Kursk-Based Units: In December 2022, paramilitary formations began to be created under the name of Patriot (a separate volunteer formation). Their primary task was to control the border area between Russia and Ukraine (TASS, December 7, 2022). Before his unsuccessful mutiny, Prigozhin had reportedly established cordial ties with the governor of Kursk Oblast, Roman Starovoyt, who reportedly trained with Wagner (Gi-kursk.ru, January 8, 2023). As of February 2023, the overall number of Kursk-based territorial defense units stood at 2,000, three times fewer than their number when they were first created. Little data is available on the level of professionalism and training, composition of forces, or equipment of these units (Kpravda.ru, February 27, 2023).

Conclusion

On October 19, 2022, Putin authorized the creation of territorial defense units consisting of volunteer units in the Central and South federal districts (Semnasem.org, July 25, 2023). Kursk and Belgorod oblasts took the lead in setting up these forces and were later followed by other Russian regions beyond the initially declared geographic zone. Soon, the regions of Voronezh (“The Peoples Territorial Defense of Voronezh”), Orel (“The Katukov`s Brigade”), and Pskov (“The Squad of Alexander Nevsky”) declared the creation of their own territorial defense units (Rusvesna.su, June 11, 2023; Vestivrn.ru, June 19, 2023).

While the actual level of training, equipment, and preparedness of these formations is questionable, their continued development could take two different but not necessarily mutually exclusive paths. First, these entities could be further integrated into the Russian Armed Forces in a similar capacity as BARS, potentially upgrading their operational capabilities. Second, in the case of further internal destabilization in Russia, these formations could be used by local elites in their struggle for political power and to protect their business interests—similar to the late 1980s and early 1990s when demobilized soldiers from Afghanistan and Chechnya, respectively, were employed by Russian oligarchs and state officials for personal gain, usually by violent means.

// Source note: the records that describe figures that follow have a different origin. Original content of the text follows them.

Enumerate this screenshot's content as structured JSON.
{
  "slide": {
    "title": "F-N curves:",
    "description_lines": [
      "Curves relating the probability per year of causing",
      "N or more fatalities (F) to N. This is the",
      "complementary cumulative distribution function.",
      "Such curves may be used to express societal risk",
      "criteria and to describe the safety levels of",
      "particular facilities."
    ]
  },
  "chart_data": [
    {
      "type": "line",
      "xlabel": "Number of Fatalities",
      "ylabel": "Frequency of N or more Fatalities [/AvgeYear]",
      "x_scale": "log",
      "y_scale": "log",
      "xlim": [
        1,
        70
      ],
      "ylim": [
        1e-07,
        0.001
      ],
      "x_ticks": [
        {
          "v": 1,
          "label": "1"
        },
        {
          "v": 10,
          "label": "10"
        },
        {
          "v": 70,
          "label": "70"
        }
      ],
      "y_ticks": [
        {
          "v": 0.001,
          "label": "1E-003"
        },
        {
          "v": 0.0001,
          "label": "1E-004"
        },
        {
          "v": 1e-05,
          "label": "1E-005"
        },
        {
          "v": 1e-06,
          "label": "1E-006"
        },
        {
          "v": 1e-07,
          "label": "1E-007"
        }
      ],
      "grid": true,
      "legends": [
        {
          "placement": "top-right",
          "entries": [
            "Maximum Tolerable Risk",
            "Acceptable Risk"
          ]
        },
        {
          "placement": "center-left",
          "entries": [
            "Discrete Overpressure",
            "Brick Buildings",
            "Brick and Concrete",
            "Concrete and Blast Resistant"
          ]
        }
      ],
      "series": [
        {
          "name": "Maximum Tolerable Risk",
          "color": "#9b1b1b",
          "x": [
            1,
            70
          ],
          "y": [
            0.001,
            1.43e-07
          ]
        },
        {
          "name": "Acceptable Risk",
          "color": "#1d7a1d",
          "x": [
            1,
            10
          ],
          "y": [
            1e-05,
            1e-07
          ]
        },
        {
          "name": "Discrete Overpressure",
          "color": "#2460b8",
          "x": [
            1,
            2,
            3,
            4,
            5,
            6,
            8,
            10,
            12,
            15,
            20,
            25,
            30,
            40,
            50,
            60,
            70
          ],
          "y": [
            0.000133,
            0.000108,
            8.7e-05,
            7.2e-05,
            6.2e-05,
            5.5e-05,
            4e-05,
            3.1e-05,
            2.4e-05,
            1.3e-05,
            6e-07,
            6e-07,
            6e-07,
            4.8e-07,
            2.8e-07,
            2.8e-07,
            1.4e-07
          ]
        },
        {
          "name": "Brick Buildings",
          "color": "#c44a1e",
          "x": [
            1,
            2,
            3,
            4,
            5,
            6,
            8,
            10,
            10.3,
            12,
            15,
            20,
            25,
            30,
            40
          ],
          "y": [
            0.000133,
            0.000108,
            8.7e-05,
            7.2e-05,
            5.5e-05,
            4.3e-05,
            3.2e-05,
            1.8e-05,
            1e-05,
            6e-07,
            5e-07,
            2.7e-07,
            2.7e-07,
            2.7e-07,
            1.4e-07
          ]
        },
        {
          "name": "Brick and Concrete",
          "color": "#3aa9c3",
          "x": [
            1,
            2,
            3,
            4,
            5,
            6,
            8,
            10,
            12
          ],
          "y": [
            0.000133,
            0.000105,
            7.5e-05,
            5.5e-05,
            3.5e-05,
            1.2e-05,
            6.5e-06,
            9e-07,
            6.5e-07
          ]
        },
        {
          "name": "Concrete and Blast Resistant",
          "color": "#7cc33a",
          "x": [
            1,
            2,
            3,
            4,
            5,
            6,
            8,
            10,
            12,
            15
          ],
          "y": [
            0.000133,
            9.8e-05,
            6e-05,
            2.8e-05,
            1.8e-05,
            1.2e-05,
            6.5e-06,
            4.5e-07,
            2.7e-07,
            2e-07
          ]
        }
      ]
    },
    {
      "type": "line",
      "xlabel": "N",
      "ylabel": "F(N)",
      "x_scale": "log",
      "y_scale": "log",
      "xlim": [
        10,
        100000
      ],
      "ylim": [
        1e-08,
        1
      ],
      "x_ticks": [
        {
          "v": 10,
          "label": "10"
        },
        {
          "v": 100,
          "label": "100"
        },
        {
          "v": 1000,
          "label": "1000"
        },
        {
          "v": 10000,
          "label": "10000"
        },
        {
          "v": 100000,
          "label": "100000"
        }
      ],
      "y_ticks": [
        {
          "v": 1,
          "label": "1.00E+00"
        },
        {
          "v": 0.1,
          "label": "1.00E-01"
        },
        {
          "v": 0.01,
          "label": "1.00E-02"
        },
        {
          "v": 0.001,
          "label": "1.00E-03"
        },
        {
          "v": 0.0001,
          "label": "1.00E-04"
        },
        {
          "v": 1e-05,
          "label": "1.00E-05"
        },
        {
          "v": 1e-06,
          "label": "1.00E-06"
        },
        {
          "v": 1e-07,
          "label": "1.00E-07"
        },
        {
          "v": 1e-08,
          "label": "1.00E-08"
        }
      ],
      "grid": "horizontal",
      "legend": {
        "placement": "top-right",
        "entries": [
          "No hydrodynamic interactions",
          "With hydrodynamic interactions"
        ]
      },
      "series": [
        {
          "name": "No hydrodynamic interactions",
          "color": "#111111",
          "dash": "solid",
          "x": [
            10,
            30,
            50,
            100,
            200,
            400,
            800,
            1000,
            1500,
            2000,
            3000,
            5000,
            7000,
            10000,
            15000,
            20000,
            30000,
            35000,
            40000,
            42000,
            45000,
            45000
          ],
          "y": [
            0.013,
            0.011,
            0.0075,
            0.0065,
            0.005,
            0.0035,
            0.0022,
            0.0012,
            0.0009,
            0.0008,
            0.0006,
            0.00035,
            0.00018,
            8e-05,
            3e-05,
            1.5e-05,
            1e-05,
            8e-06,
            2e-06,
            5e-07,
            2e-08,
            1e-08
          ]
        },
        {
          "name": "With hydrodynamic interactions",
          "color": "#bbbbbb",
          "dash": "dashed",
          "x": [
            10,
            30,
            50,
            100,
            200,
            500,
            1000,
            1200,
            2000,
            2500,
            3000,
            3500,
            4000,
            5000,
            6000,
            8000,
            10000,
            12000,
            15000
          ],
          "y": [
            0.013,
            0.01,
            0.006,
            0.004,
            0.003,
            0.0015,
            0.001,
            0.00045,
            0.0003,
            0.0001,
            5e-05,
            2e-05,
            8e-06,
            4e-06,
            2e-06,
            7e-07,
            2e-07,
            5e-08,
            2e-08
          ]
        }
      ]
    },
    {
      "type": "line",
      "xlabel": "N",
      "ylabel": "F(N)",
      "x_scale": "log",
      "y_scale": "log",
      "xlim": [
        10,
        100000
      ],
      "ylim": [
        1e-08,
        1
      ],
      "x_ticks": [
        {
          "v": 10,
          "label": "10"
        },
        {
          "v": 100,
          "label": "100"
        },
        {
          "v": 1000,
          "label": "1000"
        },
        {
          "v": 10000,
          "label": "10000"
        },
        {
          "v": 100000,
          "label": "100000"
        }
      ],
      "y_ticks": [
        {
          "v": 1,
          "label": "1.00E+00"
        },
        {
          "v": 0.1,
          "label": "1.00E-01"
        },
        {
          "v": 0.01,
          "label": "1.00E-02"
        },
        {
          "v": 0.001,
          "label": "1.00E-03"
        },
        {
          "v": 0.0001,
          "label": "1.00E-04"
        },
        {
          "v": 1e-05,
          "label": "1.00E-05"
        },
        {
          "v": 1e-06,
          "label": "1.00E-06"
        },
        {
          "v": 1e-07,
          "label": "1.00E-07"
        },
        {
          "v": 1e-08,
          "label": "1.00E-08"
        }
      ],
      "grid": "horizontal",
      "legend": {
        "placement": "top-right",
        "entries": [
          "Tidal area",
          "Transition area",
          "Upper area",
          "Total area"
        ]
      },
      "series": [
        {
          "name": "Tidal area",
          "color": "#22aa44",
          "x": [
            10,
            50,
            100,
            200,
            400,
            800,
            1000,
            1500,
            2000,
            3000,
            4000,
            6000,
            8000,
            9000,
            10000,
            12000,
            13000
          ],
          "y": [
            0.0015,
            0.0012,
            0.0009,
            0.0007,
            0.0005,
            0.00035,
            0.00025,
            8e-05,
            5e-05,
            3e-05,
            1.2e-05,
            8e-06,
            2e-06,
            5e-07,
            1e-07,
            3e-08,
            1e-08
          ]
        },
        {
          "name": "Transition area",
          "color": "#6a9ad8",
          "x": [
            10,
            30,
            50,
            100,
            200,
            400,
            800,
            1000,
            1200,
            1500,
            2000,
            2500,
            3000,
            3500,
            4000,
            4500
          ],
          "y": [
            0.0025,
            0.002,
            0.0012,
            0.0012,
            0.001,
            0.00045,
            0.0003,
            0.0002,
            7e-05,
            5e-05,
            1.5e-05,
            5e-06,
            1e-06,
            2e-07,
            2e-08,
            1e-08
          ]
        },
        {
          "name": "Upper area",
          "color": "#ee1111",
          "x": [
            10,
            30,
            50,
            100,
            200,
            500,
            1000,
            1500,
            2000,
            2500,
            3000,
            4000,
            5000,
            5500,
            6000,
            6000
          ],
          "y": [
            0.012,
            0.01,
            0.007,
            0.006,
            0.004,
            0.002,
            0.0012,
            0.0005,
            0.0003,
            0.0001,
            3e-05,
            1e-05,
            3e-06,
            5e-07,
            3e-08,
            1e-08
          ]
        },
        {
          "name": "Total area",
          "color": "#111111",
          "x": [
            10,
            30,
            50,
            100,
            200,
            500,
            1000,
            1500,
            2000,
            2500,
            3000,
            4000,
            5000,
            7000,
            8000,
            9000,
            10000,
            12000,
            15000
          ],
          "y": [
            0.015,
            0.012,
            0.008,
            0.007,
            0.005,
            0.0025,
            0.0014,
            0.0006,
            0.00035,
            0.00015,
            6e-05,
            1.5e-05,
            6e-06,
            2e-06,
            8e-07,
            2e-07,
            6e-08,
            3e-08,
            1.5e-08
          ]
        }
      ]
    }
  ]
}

The “privatization of force” and emergence of new mercenary groups in Russia will inevitably lead to the further paramilitarization of society. As Russian forces trade heavy losses for symbolic gains on the Ukrainian battlefield, Moscow will be forced to focus more on maintaining order domestically as the war steadily disrupts the Russian home front. In this, the Kremlin finds itself stuck between two competing realities. On the one hand, the thorough degradation and demoralization of the Russian military in Ukraine is forcing Moscow to increasingly rely on PMCs and other mercenary structures to reinforce the frontlines and project power abroad. On the other hand, the proliferation of these mercenary structures and their competing allegiances may soon threaten the Putin regime’s hold on power, especially if the “special military operation” continues to go poorly and protest sentiments intensify and spread more widely. As the Russian state begins to unravel, Ukraine’s victory over the occupation forces and the restoration of its full territorial integrity would likely serve to accelerate that process.